I first toked up at the Oregon Country Fair, the summer before my freshman year of high school. I was with a few close friends, and even though I didn’t really get high, it was an exciting adventure and maybe one of my first experiences of present moment awareness, trying to soak in the feeling and memory. I didn’t smoke again until the followed spring, when we had no sports and were simply bored and looking for anything to do. Getting high made us laugh and smile, and forget that we lived in a boring little countryside town. Miel and I were still overachievers and worked hard to put up the facade that we didn’t just live to party on the weekend. Marijuana seemed to make teenage life tolerable, and ironically we rarely ever smoked with our friends in Eugene, instead we went to the WOW Hall and danced our hearts out to the Cherry Poppin’ Daddies.
Fast forward and Miel and I each went on Rotary Youth Exchange, where we just drank like the locals and never missed pot.
**Here’s the most shocking thing of this whole “coming out” story…as seniors our parents opted to allow us to smoke pot as long as we were at home (similar to liberal parents with alcohol). By this time they were well aware of signs of us smoking, and initially they completely disapproved. Yet, after seeing other teens around us get into serious trouble with meth and pregnancy, and a deadly car accident, they figured that we would be safer simply smoking under their roof. I was tired of keeping up with the party scene and relieved to hang out at home listening to music and hanging out high on the weekends.
In college, we partook occasionally, but we both had part-time jobs, and wanted to work hard and get good grades. I didn’t smoke at all at Oregon State, and when I transferred to the University of Oregon, I smoked at parties and some epic rafting trips.
Yet, by my senior year, I was ready to “grow up” and kept thinking about how smoking didn’t mesh with my professional plans. Not long after meeting Kevin I realized that he would never approve of me smoking. I made a commitment to stop using marijuana and I didn’t smoke at all for a dozen years. Then my father died suddenly.
You’ll find here on Yippie Chicks that we love to tell stories, especially about our hippie family. So, here it goes our first 420 story:
- When Wally died he was renting in the Craftsmen house where he had lived for twenty-five years. We had less than a week to empty out the whole three bedroom house, which was packed with all sorts of interesting hippie artifacts. As funny as it sounds, we actually had a lot of laughs sorting through everything. The process felt very mindful and serendipitous, like everything we uncovered was meant to be healed and loved, and savored. So, we found it hilarious when we had just been talking about how odd it was that Wally was never much of a pot smoker. (He preferred good craft beer, mushrooms, and LSD for special occasions.) Then suddenly in the very last drawer to empty out his dresser, we found his pipe and stash.

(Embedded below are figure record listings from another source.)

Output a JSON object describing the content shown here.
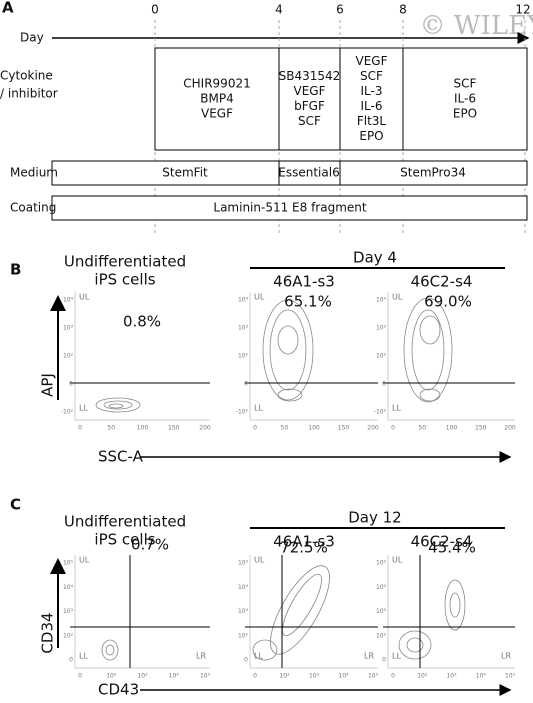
{
  "watermark": "© WILEY",
  "panel_a": {
    "label": "A",
    "day_label": "Day",
    "days": [
      "0",
      "4",
      "6",
      "8",
      "12"
    ],
    "cytokine": {
      "label_lines": [
        "Cytokine",
        "/ inhibitor"
      ],
      "cells": [
        [
          "CHIR99021",
          "BMP4",
          "VEGF"
        ],
        [
          "SB431542",
          "VEGF",
          "bFGF",
          "SCF"
        ],
        [
          "VEGF",
          "SCF",
          "IL-3",
          "IL-6",
          "Flt3L",
          "EPO"
        ],
        [
          "SCF",
          "IL-6",
          "EPO"
        ]
      ]
    },
    "medium": {
      "label": "Medium",
      "cells": [
        "StemFit",
        "Essential6",
        "StemPro34"
      ]
    },
    "coating": {
      "label": "Coating",
      "cells": [
        "Laminin-511 E8 fragment"
      ]
    }
  },
  "panel_b": {
    "label": "B",
    "group_label": "Day 4",
    "y_axis": "APJ",
    "x_axis": "SSC-A",
    "xticks": [
      "0",
      "50",
      "100",
      "150",
      "200"
    ],
    "yticks": [
      "10⁴",
      "10³",
      "10²",
      "0",
      "-10²"
    ],
    "plots": [
      {
        "title": [
          "Undifferentiated",
          "iPS cells"
        ],
        "percent": "0.8%",
        "quadrants": [
          "UL",
          "LL"
        ]
      },
      {
        "title": [
          "46A1-s3"
        ],
        "percent": "65.1%",
        "quadrants": [
          "UL",
          "LL"
        ]
      },
      {
        "title": [
          "46C2-s4"
        ],
        "percent": "69.0%",
        "quadrants": [
          "UL",
          "LL"
        ]
      }
    ]
  },
  "panel_c": {
    "label": "C",
    "group_label": "Day 12",
    "y_axis": "CD34",
    "x_axis": "CD43",
    "xticks": [
      "0",
      "10²",
      "10³",
      "10⁴",
      "10⁵"
    ],
    "yticks": [
      "10⁵",
      "10⁴",
      "10³",
      "10²",
      "0"
    ],
    "plots": [
      {
        "title": [
          "Undifferentiated",
          "iPS cells"
        ],
        "percent": "0.7%",
        "quadrants": [
          "UL",
          "LL",
          "LR"
        ]
      },
      {
        "title": [
          "46A1-s3"
        ],
        "percent": "72.5%",
        "quadrants": [
          "UL",
          "LL",
          "LR"
        ]
      },
      {
        "title": [
          "46C2-s4"
        ],
        "percent": "45.4%",
        "quadrants": [
          "UL",
          "LL",
          "LR"
        ]
      }
    ]
  }
}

We naturally burst out in laughter, and then knowingly looked at each other. We agreed that toking up would be like a sacred libation. It turned out that the stash wasn’t very good, but then our Mom stepped in with bit of homemade hash. Moments later we were higher than kites, and I was suddenly giddy with joy.
I didn’t smoke again until six months later, when I severely broke my ankle. After bone surgery, I was in excruciating pain and the pain meds made me horribly nauseous. I felt retched all weekend, and with my Mom visiting to take care of me, as soon as the family got out of door on Monday morning, I begged for some medicine. I immediately felt immensely better. I felt stupid for not having asked early (at this point, Miel had recently gone through her melanoma surgeries and was getting supplied with her own medicine).
But the thing that was actually more surprising was how I bonded with my Mom. I had struggled through much of college about how much I judged her (not wanting to be like her), while wanting to accept and love her. As soon as we were high together again we suddenly had fun and creative conversations. I also I started to dream again, and suddenly I was able to see past my fears. I felt like I had been living in a limited practical world, and suddenly my reality was limitless. I was laid up for six weeks, so I eagerly watched the entire Weeds series, and dreamed of a world when pot would be legal.
Now that marijuana is legal our culture is still catching up with the idea. There are very few people beyond my family who know that I smoke cannabis recreationally. So, again, coming out of the closet is a BIG deal for me personally.